Набо встряхнул головой. Он все еще не в состоянии был думать, но уже сообразил, что раньше видел этого мужчину. Набо не понимал, о каком хоре он говорит, но приглашение его не удивило. Он любил петь и, ухаживая за лошадьми, чтобы те не скучали, напевал им придуманные им самим песни. Те же песни пел он и немой девочке. Ее не интересовал окружающий мир, она была погружена в свой собственный, ограниченный четырьмя тоскливыми стенами, и, слушая Набо, равнодушно смотрела в одну точку. И раньше Набо непросто было удивить приглашением в хор, а сейчас тем более, хотя он и не мог никак взять в толк, что это за хор. Гудела голова, мысли ускользали в разные стороны.
– Мне надо знать, где лошади, – сказал Набо.
Мужчина ответил:
– Их нет, ты же слышал. А твой голос нам очень нужен.
Набо внимательно выслушал слова мужчины, но из-за боли в голове от удара копыта мало что понял. Он уронил голову в сено и забылся.
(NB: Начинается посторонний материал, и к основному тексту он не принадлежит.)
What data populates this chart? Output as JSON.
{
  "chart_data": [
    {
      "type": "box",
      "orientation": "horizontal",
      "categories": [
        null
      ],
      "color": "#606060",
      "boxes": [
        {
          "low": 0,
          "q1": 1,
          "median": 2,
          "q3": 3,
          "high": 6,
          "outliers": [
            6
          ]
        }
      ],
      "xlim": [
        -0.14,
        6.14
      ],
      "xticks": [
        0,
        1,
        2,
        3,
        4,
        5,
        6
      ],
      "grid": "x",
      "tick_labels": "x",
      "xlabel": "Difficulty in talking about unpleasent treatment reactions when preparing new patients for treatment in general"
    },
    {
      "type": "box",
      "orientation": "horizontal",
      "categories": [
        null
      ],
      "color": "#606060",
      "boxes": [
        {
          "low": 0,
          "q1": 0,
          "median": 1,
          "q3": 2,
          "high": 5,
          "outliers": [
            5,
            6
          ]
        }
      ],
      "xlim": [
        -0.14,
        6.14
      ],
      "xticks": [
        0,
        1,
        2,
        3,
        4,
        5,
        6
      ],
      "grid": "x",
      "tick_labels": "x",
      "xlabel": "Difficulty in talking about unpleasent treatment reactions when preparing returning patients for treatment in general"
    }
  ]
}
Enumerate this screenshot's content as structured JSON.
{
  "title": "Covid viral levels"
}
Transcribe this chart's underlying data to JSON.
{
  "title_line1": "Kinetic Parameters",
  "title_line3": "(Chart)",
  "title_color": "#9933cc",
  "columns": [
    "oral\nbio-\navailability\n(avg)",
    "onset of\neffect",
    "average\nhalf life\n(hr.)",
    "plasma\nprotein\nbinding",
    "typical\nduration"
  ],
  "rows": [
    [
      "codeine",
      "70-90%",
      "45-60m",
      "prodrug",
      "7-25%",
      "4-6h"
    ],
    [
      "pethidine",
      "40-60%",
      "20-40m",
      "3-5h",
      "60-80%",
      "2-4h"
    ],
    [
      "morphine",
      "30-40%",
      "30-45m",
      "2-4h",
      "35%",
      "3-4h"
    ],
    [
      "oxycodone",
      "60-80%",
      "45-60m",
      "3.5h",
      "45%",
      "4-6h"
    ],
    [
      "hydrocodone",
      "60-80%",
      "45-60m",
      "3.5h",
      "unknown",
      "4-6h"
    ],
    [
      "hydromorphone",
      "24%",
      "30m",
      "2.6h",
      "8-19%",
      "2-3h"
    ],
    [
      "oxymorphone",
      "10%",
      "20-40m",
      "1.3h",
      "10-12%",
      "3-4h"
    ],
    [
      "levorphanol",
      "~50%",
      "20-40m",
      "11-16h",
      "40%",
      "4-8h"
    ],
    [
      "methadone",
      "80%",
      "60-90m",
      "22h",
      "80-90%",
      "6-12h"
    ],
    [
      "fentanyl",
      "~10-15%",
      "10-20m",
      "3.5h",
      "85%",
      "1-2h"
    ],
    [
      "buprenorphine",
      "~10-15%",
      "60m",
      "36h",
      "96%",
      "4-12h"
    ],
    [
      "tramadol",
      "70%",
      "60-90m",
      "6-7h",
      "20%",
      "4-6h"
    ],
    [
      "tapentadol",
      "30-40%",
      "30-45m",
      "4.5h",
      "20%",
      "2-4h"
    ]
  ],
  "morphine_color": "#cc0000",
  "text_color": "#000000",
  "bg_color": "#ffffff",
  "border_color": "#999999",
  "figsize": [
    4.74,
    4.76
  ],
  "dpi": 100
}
Две или три недели Набо приходил на площадь, несмотря на то что негра уже не было в оркестре. Возможно, кто-нибудь ему бы и ответил, если бы он спросил, что случилось с музыкантом. Но он не спрашивал, а просто продолжал приходить на концерты до тех пор, пока другой музыкант с другим саксофоном не занял вакантное место в оркестре. Набо понял, что негр больше не появится, и перестал ходить на площадь.
Очнулся он, как ему показалось, очень быстро. Тот же запах конской мочи опалял ноздри, глаза застилала пелена, мешающая разглядеть окружающие предметы. Но мужчина по-прежнему сидел в углу, ритмично похлопывая по ляжкам, и его умиротворяющий голос твердил:
– Мы ждем тебя, Набо. Ты спишь уже два года и не собираешься просыпаться.
Набо снова ненадолго открыл глаза и напряженно вгляделся в маячившее в глубине конюшни лицо. Оно теперь казалось потерянным и печальным. И Набо наконец узнал его.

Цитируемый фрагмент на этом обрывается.